A ajuda humanitária chega em meio a uma situação classificada pela ONG como "catastrófica" em Áden, palco de confrontos violentos entre rebeldes da milícia xiita Houthi e as forças leais ao presidente Adbo Rabbu Mansur Hadi.
A Cruz Vermelha fez um apelo a uma trégua imediata para poder entregar ajuda.
"A situação humanitária no Iêmen é muito difícil; as rotas navais, aéreas e terrestres estão cortadas", afirmou a porta-voz do Comitê Internacional da Cruz Vermelha no Iêmen, Marie Claire Feghali. Ela destacou que em Áden a situação é, "no mínimo, catastrófica".

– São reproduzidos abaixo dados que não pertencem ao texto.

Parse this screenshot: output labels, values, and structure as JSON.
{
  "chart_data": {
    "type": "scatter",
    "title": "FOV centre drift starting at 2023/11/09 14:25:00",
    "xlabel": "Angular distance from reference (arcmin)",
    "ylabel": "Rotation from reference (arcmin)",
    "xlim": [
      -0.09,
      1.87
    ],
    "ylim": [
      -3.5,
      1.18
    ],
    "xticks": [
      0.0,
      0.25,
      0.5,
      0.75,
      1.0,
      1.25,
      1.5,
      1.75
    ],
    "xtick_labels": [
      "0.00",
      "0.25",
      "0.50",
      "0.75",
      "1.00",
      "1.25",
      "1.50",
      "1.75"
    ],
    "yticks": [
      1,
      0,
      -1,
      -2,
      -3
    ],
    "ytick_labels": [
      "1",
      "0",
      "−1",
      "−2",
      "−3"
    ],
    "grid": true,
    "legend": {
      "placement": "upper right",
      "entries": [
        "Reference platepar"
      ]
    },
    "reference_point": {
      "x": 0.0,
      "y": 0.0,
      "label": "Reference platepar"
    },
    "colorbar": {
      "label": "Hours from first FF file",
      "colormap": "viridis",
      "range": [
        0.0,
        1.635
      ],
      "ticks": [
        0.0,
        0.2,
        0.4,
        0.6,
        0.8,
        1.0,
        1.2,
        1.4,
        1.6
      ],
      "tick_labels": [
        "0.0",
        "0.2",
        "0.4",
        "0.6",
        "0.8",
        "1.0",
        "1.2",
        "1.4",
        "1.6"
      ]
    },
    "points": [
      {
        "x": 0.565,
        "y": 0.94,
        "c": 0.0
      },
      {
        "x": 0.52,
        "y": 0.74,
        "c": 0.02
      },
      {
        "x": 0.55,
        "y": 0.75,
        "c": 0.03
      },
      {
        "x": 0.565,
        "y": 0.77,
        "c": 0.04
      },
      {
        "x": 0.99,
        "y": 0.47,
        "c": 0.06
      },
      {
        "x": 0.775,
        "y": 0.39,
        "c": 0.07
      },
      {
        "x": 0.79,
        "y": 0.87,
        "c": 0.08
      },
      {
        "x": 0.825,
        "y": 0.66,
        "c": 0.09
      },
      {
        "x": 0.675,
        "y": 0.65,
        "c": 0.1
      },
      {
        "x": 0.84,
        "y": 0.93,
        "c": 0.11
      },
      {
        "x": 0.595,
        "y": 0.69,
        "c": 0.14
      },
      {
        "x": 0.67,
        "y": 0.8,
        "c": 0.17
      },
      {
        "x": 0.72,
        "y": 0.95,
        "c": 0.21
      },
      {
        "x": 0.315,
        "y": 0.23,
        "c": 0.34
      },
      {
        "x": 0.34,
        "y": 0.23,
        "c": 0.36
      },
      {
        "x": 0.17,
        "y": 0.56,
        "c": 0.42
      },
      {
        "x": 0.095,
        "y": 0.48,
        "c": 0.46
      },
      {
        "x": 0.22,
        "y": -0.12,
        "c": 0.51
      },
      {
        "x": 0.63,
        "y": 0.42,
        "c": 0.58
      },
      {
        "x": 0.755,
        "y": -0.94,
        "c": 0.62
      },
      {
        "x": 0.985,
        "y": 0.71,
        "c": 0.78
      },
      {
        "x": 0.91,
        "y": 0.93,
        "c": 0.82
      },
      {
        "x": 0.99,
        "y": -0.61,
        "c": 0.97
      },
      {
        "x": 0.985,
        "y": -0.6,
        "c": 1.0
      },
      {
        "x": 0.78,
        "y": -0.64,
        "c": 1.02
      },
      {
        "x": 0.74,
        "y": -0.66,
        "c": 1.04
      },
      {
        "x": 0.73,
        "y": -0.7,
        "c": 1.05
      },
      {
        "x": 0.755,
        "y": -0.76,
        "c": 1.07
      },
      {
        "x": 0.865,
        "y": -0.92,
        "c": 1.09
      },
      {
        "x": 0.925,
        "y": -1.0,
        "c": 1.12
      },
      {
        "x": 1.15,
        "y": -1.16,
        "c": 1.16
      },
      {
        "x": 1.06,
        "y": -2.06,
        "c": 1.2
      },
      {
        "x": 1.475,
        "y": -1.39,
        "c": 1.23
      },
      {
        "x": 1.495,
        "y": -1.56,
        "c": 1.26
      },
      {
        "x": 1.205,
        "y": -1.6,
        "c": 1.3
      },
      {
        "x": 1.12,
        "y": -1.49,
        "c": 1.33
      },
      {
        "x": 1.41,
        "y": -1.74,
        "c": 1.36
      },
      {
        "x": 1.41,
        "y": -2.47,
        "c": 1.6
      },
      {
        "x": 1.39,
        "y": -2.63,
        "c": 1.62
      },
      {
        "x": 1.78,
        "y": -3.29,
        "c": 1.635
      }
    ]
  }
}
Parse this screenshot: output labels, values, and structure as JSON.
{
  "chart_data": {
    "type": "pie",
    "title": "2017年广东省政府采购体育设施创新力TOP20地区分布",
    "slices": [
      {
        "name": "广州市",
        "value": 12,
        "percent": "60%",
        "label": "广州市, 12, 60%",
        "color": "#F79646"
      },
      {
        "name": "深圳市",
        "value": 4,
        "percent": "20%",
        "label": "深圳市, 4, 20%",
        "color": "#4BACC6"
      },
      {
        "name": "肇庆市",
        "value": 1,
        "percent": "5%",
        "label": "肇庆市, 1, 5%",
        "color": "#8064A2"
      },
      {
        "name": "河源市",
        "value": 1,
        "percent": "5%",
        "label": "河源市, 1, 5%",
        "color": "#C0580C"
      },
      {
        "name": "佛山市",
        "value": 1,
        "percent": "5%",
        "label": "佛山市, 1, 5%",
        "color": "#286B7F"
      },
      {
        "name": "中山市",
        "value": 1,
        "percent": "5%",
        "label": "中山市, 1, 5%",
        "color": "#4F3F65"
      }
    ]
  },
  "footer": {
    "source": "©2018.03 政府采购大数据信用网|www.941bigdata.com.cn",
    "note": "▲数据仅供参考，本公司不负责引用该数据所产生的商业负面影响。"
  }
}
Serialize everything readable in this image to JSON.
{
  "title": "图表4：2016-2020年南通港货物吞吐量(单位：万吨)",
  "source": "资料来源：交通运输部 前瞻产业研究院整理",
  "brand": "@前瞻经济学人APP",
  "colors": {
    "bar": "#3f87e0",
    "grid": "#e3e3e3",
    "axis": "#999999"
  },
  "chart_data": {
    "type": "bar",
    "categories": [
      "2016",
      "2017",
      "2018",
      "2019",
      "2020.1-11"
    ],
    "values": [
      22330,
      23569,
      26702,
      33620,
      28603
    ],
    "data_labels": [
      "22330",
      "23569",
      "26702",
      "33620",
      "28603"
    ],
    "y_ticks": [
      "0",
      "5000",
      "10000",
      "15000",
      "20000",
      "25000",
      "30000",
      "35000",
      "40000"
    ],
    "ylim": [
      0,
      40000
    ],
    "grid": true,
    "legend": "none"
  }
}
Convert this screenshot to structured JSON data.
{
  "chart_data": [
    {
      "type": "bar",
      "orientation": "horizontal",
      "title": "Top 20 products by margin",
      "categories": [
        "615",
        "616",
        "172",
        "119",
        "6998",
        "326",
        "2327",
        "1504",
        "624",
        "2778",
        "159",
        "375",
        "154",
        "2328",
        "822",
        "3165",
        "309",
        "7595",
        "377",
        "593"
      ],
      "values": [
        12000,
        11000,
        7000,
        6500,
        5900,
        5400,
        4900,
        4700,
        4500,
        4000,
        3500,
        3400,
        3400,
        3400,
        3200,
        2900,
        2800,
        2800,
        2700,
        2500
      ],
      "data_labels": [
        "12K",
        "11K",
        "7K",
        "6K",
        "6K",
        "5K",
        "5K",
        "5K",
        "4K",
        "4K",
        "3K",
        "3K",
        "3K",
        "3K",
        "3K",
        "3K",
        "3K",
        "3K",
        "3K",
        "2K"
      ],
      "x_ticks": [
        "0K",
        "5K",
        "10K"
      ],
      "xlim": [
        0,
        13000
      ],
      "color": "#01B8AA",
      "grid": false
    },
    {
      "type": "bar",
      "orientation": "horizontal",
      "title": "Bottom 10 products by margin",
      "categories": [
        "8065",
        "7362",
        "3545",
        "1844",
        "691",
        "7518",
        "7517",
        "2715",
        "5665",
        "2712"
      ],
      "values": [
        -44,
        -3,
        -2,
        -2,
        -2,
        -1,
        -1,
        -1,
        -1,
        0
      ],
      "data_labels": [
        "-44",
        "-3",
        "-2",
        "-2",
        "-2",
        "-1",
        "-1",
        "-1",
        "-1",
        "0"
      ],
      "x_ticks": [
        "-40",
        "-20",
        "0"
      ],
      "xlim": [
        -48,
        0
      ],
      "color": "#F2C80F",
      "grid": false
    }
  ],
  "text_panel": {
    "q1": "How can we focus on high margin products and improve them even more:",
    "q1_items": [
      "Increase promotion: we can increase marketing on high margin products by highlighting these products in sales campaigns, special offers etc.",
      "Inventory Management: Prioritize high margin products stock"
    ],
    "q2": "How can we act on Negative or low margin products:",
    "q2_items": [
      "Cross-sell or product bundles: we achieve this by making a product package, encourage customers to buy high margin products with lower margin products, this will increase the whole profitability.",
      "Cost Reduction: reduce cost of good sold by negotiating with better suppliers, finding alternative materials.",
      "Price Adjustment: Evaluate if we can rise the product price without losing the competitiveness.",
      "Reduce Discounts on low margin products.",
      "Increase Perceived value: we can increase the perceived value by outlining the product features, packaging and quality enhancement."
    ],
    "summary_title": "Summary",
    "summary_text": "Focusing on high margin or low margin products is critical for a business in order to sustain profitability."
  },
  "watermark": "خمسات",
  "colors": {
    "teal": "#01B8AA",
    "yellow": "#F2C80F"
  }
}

A cidade é o bastião das tropas leais ao presidente Hadi, que havia se refugiado na cidade após o avanço dos houthis em Sanaa. Diante de uma nova ofensiva dos insurgentes, o presidente fugiu para a Arábia Saudita há duas semanas.
Os confrontos continuam nesta terça (7) em Áden. O porto da cidade, o maior do Iêmen, está sob controle dos rebeldes houthi.
"A guerra em Áden está em cada rua, em cada esquina. Muitos não podem fugir", disse.
Pelo menos 540 pessoas morreram e 1.700 ficaram feridas em combates no Iêmen desde 19 de março, anunciou a Organização Mundial da Saúde (OMS). Além disso, ao menos 100 mil pessoas tiveram de fugir de suas casas por conta do conflito.
O porta-voz do Unicef (Fundo das Nações Unidas para a Infância), Christophe Boulierac, afirmou que pelo menos 74 crianças morreram e 44 ficaram feridas desde o dia 26 de março, que marca o início da intervenção militar liderada pela Arábia Saudita para conter o avanço dos rebeldes e restaurar o governo do presidente Hadi.